Clues of Dyslexia in Your Student

At the Texas Tutor Team, our tutors will look to identify if a student may have dyslexia. One issue dyslexic students often exhibit is that they have a difficulty decoding words. This includes taking a written word and correctly pronouncing all the sounds in the word as well as being able to correctly write out a word that they have heard. Also, students with dyslexia may have a difficult time learning and memorizing high frequency words. This is especially difficult for words that don’t follow standard English rules such as words “one” and “who”. However, sight word recognition is very important as young students work to improve their reading abilities.

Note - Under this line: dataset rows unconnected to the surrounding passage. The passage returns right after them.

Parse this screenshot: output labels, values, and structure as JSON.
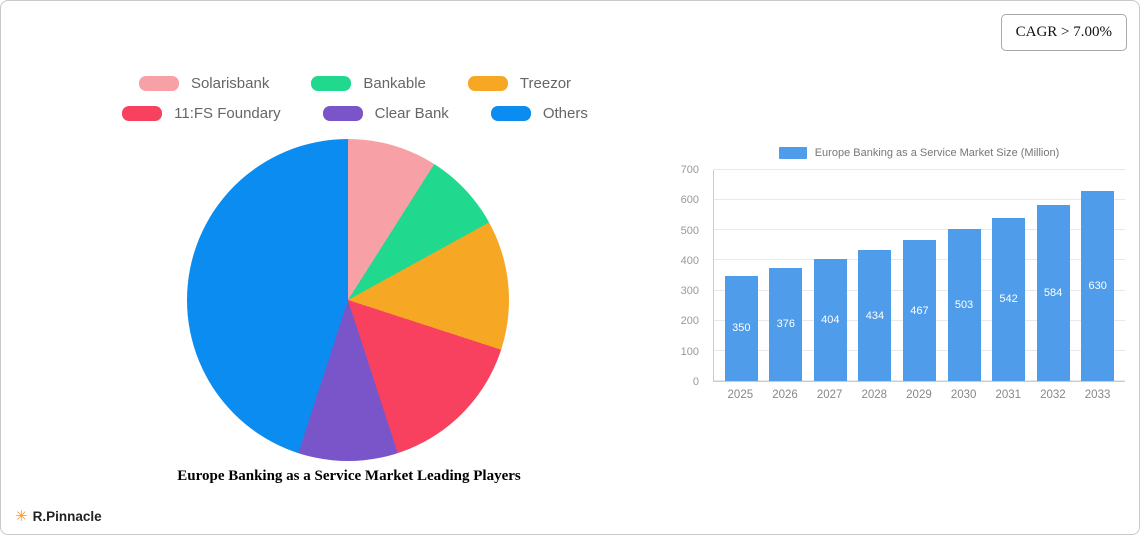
{
  "badge": {
    "cagr_label": "CAGR > 7.00%"
  },
  "brand": {
    "name": "R.Pinnacle",
    "icon": "asterisk-icon",
    "icon_color": "#F7941D"
  },
  "pie_legend": {
    "items": [
      {
        "label": "Solarisbank",
        "color": "#F7A1A7"
      },
      {
        "label": "Bankable",
        "color": "#20D98F"
      },
      {
        "label": "Treezor",
        "color": "#F6A723"
      },
      {
        "label": "11:FS Foundary",
        "color": "#F8415F"
      },
      {
        "label": "Clear Bank",
        "color": "#7A55C9"
      },
      {
        "label": "Others",
        "color": "#0A8CF0"
      }
    ]
  },
  "chart_data": [
    {
      "type": "pie",
      "title": "Europe Banking as a Service Market Leading Players",
      "labels": [
        "Solarisbank",
        "Bankable",
        "Treezor",
        "11:FS Foundary",
        "Clear Bank",
        "Others"
      ],
      "values": [
        9,
        8,
        13,
        15,
        10,
        45
      ],
      "values_are_percent_estimates": true,
      "colors": [
        "#F7A1A7",
        "#20D98F",
        "#F6A723",
        "#F8415F",
        "#7A55C9",
        "#0A8CF0"
      ],
      "start_angle_deg": 0,
      "direction": "clockwise",
      "legend_position": "top"
    },
    {
      "type": "bar",
      "title": "Europe Banking as a Service Market Size (Million)",
      "legend_label": "Europe Banking as a Service Market Size (Million)",
      "categories": [
        "2025",
        "2026",
        "2027",
        "2028",
        "2029",
        "2030",
        "2031",
        "2032",
        "2033"
      ],
      "values": [
        350,
        376,
        404,
        434,
        467,
        503,
        542,
        584,
        630
      ],
      "bar_color": "#4E9CEA",
      "value_label_color": "#ffffff",
      "xlabel": "",
      "ylabel": "",
      "ylim": [
        0,
        700
      ],
      "yticks": [
        0,
        100,
        200,
        300,
        400,
        500,
        600,
        700
      ],
      "grid": true,
      "legend_position": "top"
    }
  ]
}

Reading Rockets – A Great Article On Dyslexia and Your Child:

Dyslexia Learning

Clues to Dyslexia in Early Childhood

The earliest clues involve mostly spoken language. The very first clue to a language (and reading) problem may be delayed language. Once the child begins to speak, look for difficulties with rhyming, phonemic awareness, and the ability to read common one-syllable words..


For young readers with dyslexia, there are a number of steps that you can take to help improve their reading skills. One is to find books that rely heavily on high frequency words and let your student read such books over and over. The repetition with help them in learn many high frequency words. For those words that don’t follow standard English rules, rote memory is often the best approach for dyslexic students learn because sounding them out doesn’t work well. Also, as you pick out more advanced books for your student, don’t move too quickly and find ways for your child to build reading skills and gain confident in their reading abilities. In addition, find books with topics that interest your child. This will help keep them motivated to read a tough book even with new unfamiliar words.